2. The force due to the gravity of the Earth on an object of mas m is Fge = (m x Me x G) / r2, where M is the mass of the Earth and r is the distance to the center of the Earth.

3. Since F = m a , the acceleration due to gravity from the Earth on that mass is (M x G) / r2.

4. The mean radius of the Earth is about 6371 km. The height of Mt Everest is 8.85 km. Therefore, 'r' at sea level is about 6371 km, while 'r' on the top of Mt Everest is about 6380 km.

5. Substituting these values for 'r', (along with M = 5.974 x 1024 kg and G = 6.674 x 10-11 m3/kgs2), you can calculate the acceleration due to gravity at sea level and on the top of Mt Everest (presumably, anywhere on Earth would have 'r' somewhere between those two values). The difference between the two is less than .3% (which any Physics student I nkow in a PHY100 lab would be happy to get!).

So, for all practical purposes, you can assume the acceleration due to gravity is constant on or near the surface of the Earth. If you want to launch a satellite, or lob a missile with enough precision to hit a specific window in an al Qaeda hideout, then you will need more precision.

ADDED ON EDIT: Man, you guys type too fast!! THREE answers while I was typing!!

6. Jul 26, 2009

### SW VandeCarr

Centrifugal "force" also reduces the effect of gravity at the equator. As you move toward either pole, this effect diminishes. It's less than 1%, but it's generally stronger than local gravitational anomalies.

http://en.wikipedia.org/wiki/Earth's_gravity

Last edited: Jul 26, 2009
7. Jul 26, 2009

### Bob S

Last edited by a moderator: Apr 24, 2017
8. Jul 27, 2009

### Nabeshin

Aside from what everyone is saying about how near the earth's surface implies a relatively low $$\frac{\Delta r}{r}$$, there is another (I think cooler) way to think about this.
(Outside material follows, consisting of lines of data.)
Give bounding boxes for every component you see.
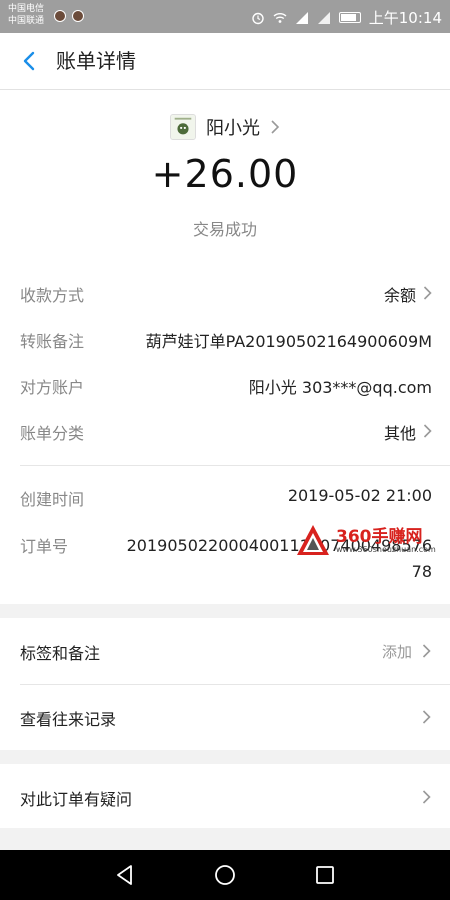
watermark-logo-icon — [297, 525, 329, 555]
chevron-right-icon — [271, 120, 280, 134]
order-question-row[interactable]: 对此订单有疑问 — [20, 764, 450, 828]
detail-row-category[interactable]: 账单分类 其他 — [20, 420, 432, 450]
detail-row-transfer-note: 转账备注 葫芦娃订单PA20190502164900609M — [20, 328, 432, 358]
chevron-right-icon — [423, 424, 432, 438]
avatar — [170, 114, 196, 140]
detail-row-payment-method[interactable]: 收款方式 余额 — [20, 282, 432, 312]
detail-row-created-time: 创建时间 2019-05-02 21:00 — [20, 486, 432, 516]
detail-row-counterparty: 对方账户 阳小光 303***@qq.com — [20, 374, 432, 404]
signal-icon — [317, 11, 330, 24]
nav-home-icon[interactable] — [212, 862, 238, 888]
notification-icon — [72, 10, 84, 22]
add-hint: 添加 — [381, 643, 412, 661]
carrier-info: 中国电信 中国联通 — [8, 3, 44, 27]
detail-label: 收款方式 — [20, 286, 85, 305]
payee-name: 阳小光 — [206, 118, 260, 139]
detail-value: 余额 — [383, 286, 416, 305]
divider — [20, 465, 450, 466]
watermark-text: 360手赚网 — [336, 527, 423, 547]
carrier-1: 中国电信 — [8, 4, 45, 14]
status-bar: 中国电信 中国联通 上午10:14 — [0, 0, 450, 33]
notification-icon — [54, 10, 66, 22]
nav-recents-icon[interactable] — [312, 862, 338, 888]
transaction-status: 交易成功 — [192, 220, 257, 239]
detail-label: 创建时间 — [20, 490, 85, 509]
page-title: 账单详情 — [56, 49, 136, 73]
carrier-2: 中国联通 — [8, 16, 45, 26]
avatar-image — [171, 115, 195, 139]
menu-label: 查看往来记录 — [20, 710, 117, 729]
history-row[interactable]: 查看往来记录 — [20, 684, 450, 750]
detail-label: 对方账户 — [20, 378, 85, 397]
status-icons: 上午10:14 — [251, 7, 442, 28]
chevron-right-icon — [422, 790, 431, 804]
detail-label: 订单号 — [20, 537, 69, 556]
chevron-right-icon — [423, 286, 432, 300]
bill-detail-card: 阳小光 +26.00 交易成功 收款方式 余额 转账备注 葫芦娃订单PA2019… — [0, 90, 450, 604]
detail-value: 葫芦娃订单PA20190502164900609M — [145, 332, 432, 351]
detail-value: 其他 — [383, 424, 416, 443]
question-card: 对此订单有疑问 — [0, 764, 450, 828]
nav-back-icon[interactable] — [112, 862, 138, 888]
detail-label: 账单分类 — [20, 424, 85, 443]
clock: 上午10:14 — [368, 9, 442, 27]
watermark-url: www.360shouzhuan.com — [336, 545, 436, 554]
chevron-right-icon — [422, 710, 431, 724]
back-icon[interactable] — [16, 47, 44, 75]
battery-icon — [338, 12, 361, 23]
signal-icon — [295, 11, 308, 24]
detail-value: 2019-05-02 21:00 — [287, 486, 432, 505]
chevron-right-icon — [422, 644, 431, 658]
app-header: 账单详情 — [0, 33, 450, 90]
menu-label: 标签和备注 — [20, 644, 101, 663]
tags-and-notes-row[interactable]: 标签和备注 添加 — [20, 618, 450, 684]
alarm-icon — [252, 12, 264, 24]
menu-label: 对此订单有疑问 — [20, 790, 133, 809]
detail-value: 阳小光 303***@qq.com — [248, 378, 432, 397]
wifi-icon — [273, 12, 287, 23]
detail-label: 转账备注 — [20, 332, 85, 351]
payee-link[interactable]: 阳小光 — [0, 110, 450, 144]
actions-card: 标签和备注 添加 查看往来记录 — [0, 618, 450, 750]
watermark: 360手赚网 www.360shouzhuan.com — [296, 522, 446, 560]
transaction-amount: +26.00 — [151, 152, 299, 196]
system-nav-bar — [0, 850, 450, 900]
The thing to note is that near the earth's surface, the earth appears to be flat and infinite. If you consider gravity in a gaussian sense (the same way the electrical field is treated in introductory physics), a flat, infinite sheet of mass produces a uniform gravitational field!

9. Jul 27, 2009

### AUMathTutor

Wow, that's some good outside-the-box thinking, Nabeshin. You're right, that way is cooler. It's like we're a little differential surface elements in somebody's flux calculation.

10. Jul 27, 2009

### SW VandeCarr

Yes, but despite the equatorial bulge and polar flattening, the measured sea level (net effective) acceleration of gravity at the equator is $$9.789 ms^{-2}$$ and $$9.832 ms^{-2}$$ at the north pole due to the earth's rotation.
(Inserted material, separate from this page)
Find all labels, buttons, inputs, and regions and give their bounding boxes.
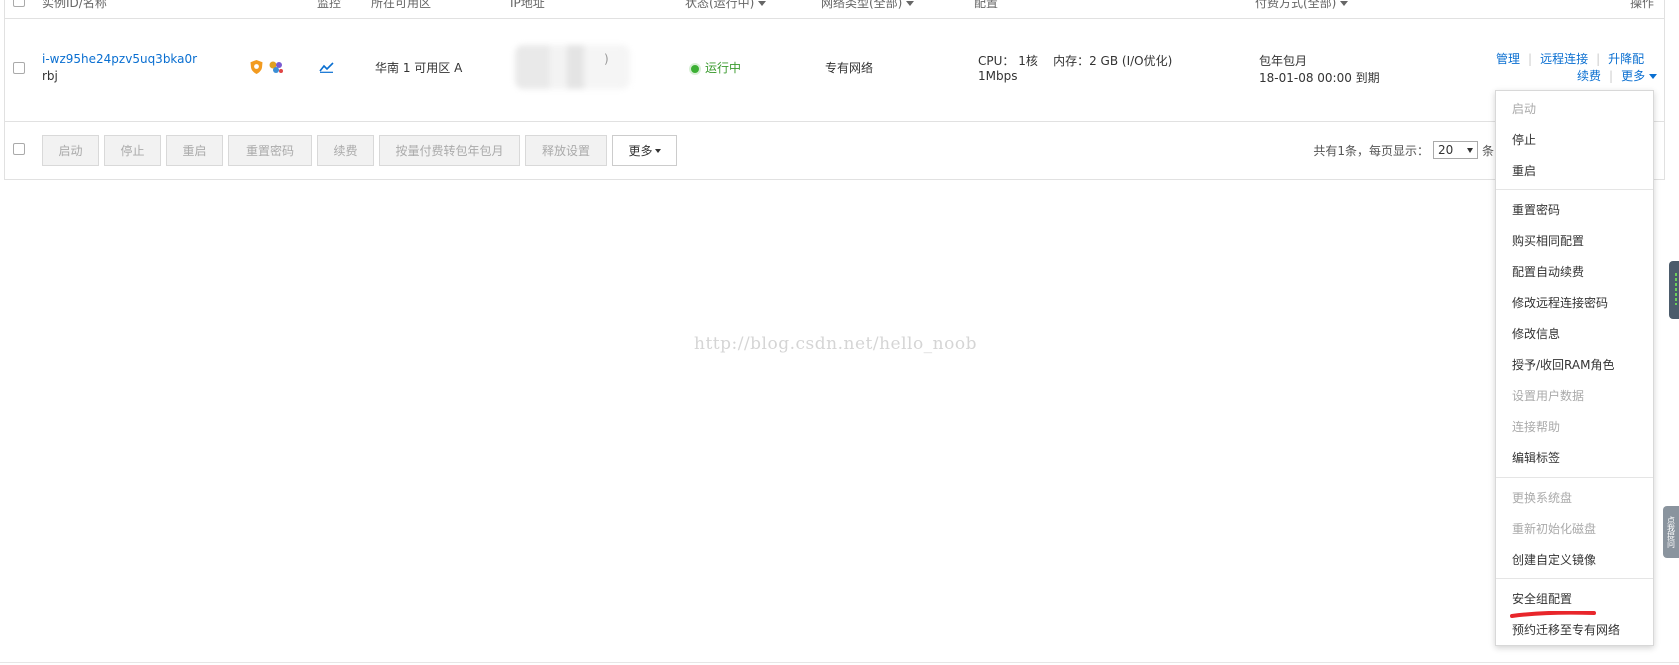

http://www.space-electronics.com/Literature/Precise_Measurement_of_Mass.PDF see Abstract, latitude

Last edited by a moderator: Apr 24, 2017
11. Jul 27, 2009

### Hurkyl

Staff Emeritus
It's good thinking, but it's not outside-the-box.

12. Jul 27, 2009

Staff Emeritus
In the pre-GPS days, you could find something called "length of the seconds pendulum" tabulated in books. This was, as the name suggests, the length of a pendulum with a period of one second. The detail varied - latitude, elevation and longitude all have an effect. The amount of tabulated data was really remarkable.

(I don't suppose a Mentor could put a more descriptive title on this thread?)

13. Jul 27, 2009

### AUMathTutor

"It's good thinking, but it's not outside-the-box. "

Way to contribute to the thread, Hurkyl. That's some outside the box peanut-gallerying. Are we really going to argue about what constitutes an approach's being "outside the box"? If so, I'll retract the claim and save us all a lot of headaches.

Gravity at Earth's surface is fun. It always warms my heart to know that inquiring minds like mvk1's can use logic and a basic understanding of core physics to ask some really interesting questions. To summarize, he was right: g does vary, not by much, but it does. The "not by much" part is interesting to know and lends itself to a deeper understanding of the phenomenon.

Last edited: Jul 27, 2009
14. Jul 27, 2009

### Hurkyl

Staff Emeritus
The retraction isn't really believable if you argue immediately beforehand. :tongue:

This is not the sort of thing we want students thinking "wow, that's clever -- I wish I was brilliant enough to think of things in such a unique and clever way".

This is the sort of thing we want students thinking "That's a useful trick. I should start thinking about things in that way too. Oh wow, my textbooks were teaching me that all along!"